Alísio Saraiva nasceu a 13 de abril de 1949 em Castelo Branco.
A sua apetência para a música iniciou-se desde cedo, tendo mostrado a sua vocação para instrumentos de corda ainda na adolescência.
Autodidata desde sempre, no seu percurso musical de mais de 50 anos, integrou vários grupos de música e foi responsável pela criação de alguns.
De 1978 a 1980 integrou o conjunto música “Vértice”, no qual tocou guitarra baixo.
Em 1980 foi um dos fundadores da Associação Cultural e Social Rancho Folclórico de Rancho Folclórico de Retaxo, no qual tocou instrumentos como o cavaquinho e a guitarra clássica. Foi nesta Associação que em 1994 teve o 1º contacto com a viola beiroa, instrumento que se tornou a sua paixão, graças a 2 violas oferecidas pela secretaria de estado da cultura. Em 1993 iniciou o ensino de viola a jovens. E em 1995, criou o grupo de música tradicional “Sons da Beira” composto por músicos por ele formados. Foi neste grupo que começou a introduzir a utilização da viola beiroa e a explorar a sua versatilidade.
Cedo percebeu o seu potencial e o fraco uso que lhe davam. Em 1998 iniciou a investigação sobre as origens, os maiores tocadores deste instrumento e as afinações existentes e métodos de tocar. Percebeu então que se tratava de “um diamante em bruto”. Foi assim que criou uma afinação mais versátil, de forma a poder ser usada na musica tradicional portuguesa.

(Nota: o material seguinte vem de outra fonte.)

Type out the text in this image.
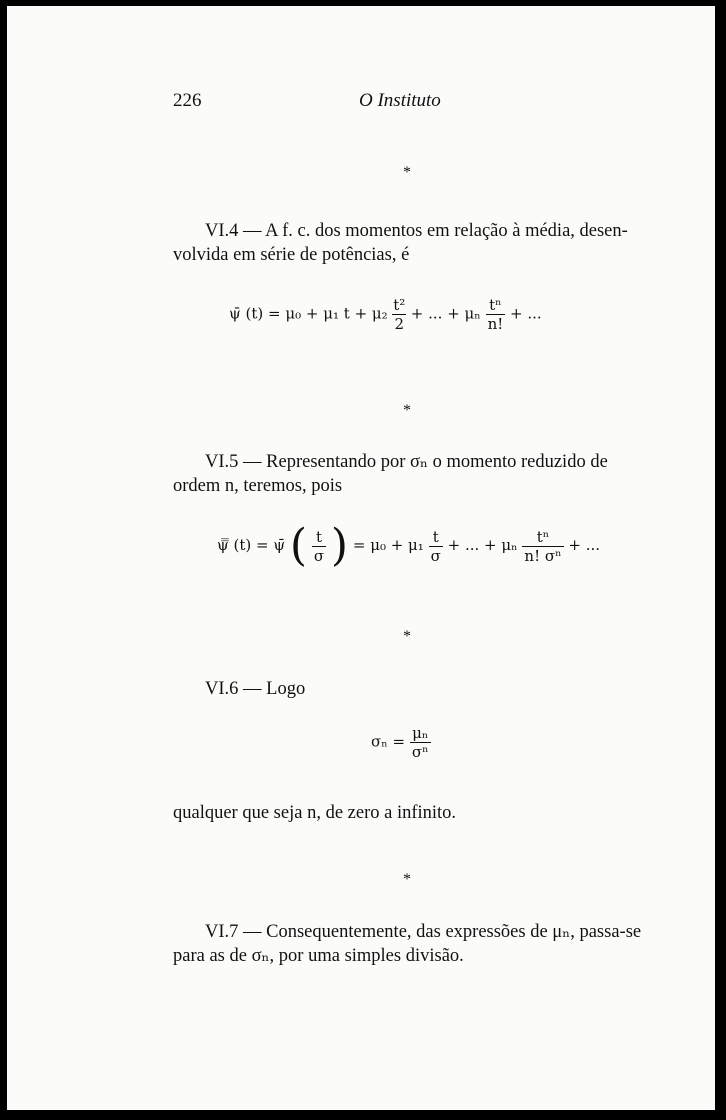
226	O Instituto
*
VI.4 — A f. c. dos momentos em relação à média, desen-
volvida em série de potências, é
ψ̄ (t) = μ₀ + μ₁ $t + \mu_2 \frac{\text{t²}}{2}$ + ... + μₙ $\frac{\text{tⁿ}}{n!}$ + ...
*
VI.5 — Representando por σₙ o momento reduzido de
ordem n, teremos, pois
ψ̿ (t) = ψ̄ ( $\frac{t}{\sigma}$ ) = $\mu_0 + \mu_1 \frac{t}{\sigma}$ + ... + μₙ $\frac{\text{tⁿ}}{\text{n! σⁿ}}$ + ...
*
VI.6 — Logo
$\sigma_n = \frac{\text{μₙ}}{\text{σⁿ}}$
qualquer que seja n, de zero a infinito.
*
VI.7 — Consequentemente, das expressões de μₙ, passa-se
para as de σₙ, por uma simples divisão.
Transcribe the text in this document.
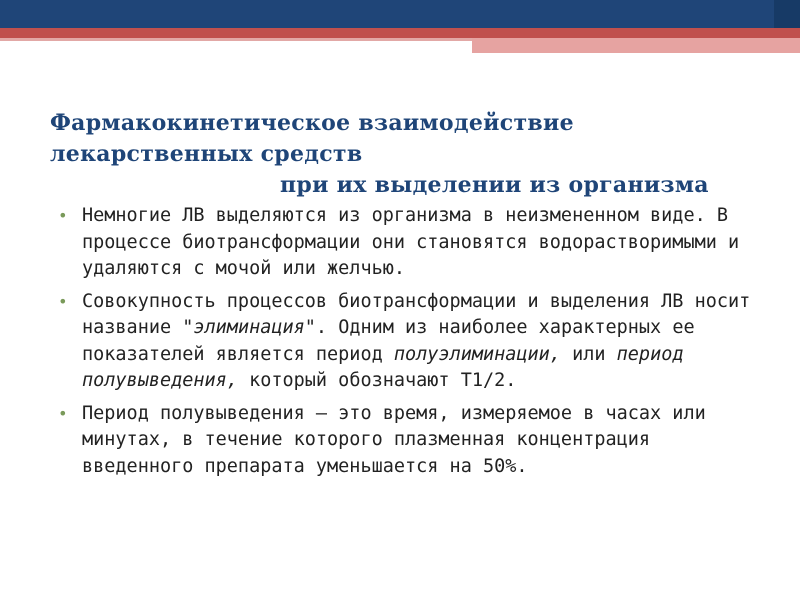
Фармакокинетическое взаимодействие
лекарственных средств
при их выделении из организма
• Немногие ЛВ выделяются из организма в неизмененном виде. В процессе биотрансформации они становятся водорастворимыми и удаляются с мочой или желчью.
• Совокупность процессов биотрансформации и выделения ЛВ носит название "элиминация". Одним из наиболее характерных ее показателей является период полуэлиминации, или период полувыведения, который обозначают Т1/2.
• Период полувыведения — это время, измеряемое в часах или минутах, в течение которого плазменная концентрация введенного препарата уменьшается на 50%.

Não tendo parado desde então.
De 2000 a 2007 foi formador de viola beiroa na Associação das Palmeiras, em Castelo Branco, e foi responsável pela introdução da mesma no grupo Danças e Cantares de Castelo Branco.
Em 2014 fundou a Associação de Violas Beiroas, com o objetivo de divulgar este instrumento. É nesta associação que nasce a orquestra de viloas beiroas resultado dos cursos de formação de aprendizagem deste instrumento.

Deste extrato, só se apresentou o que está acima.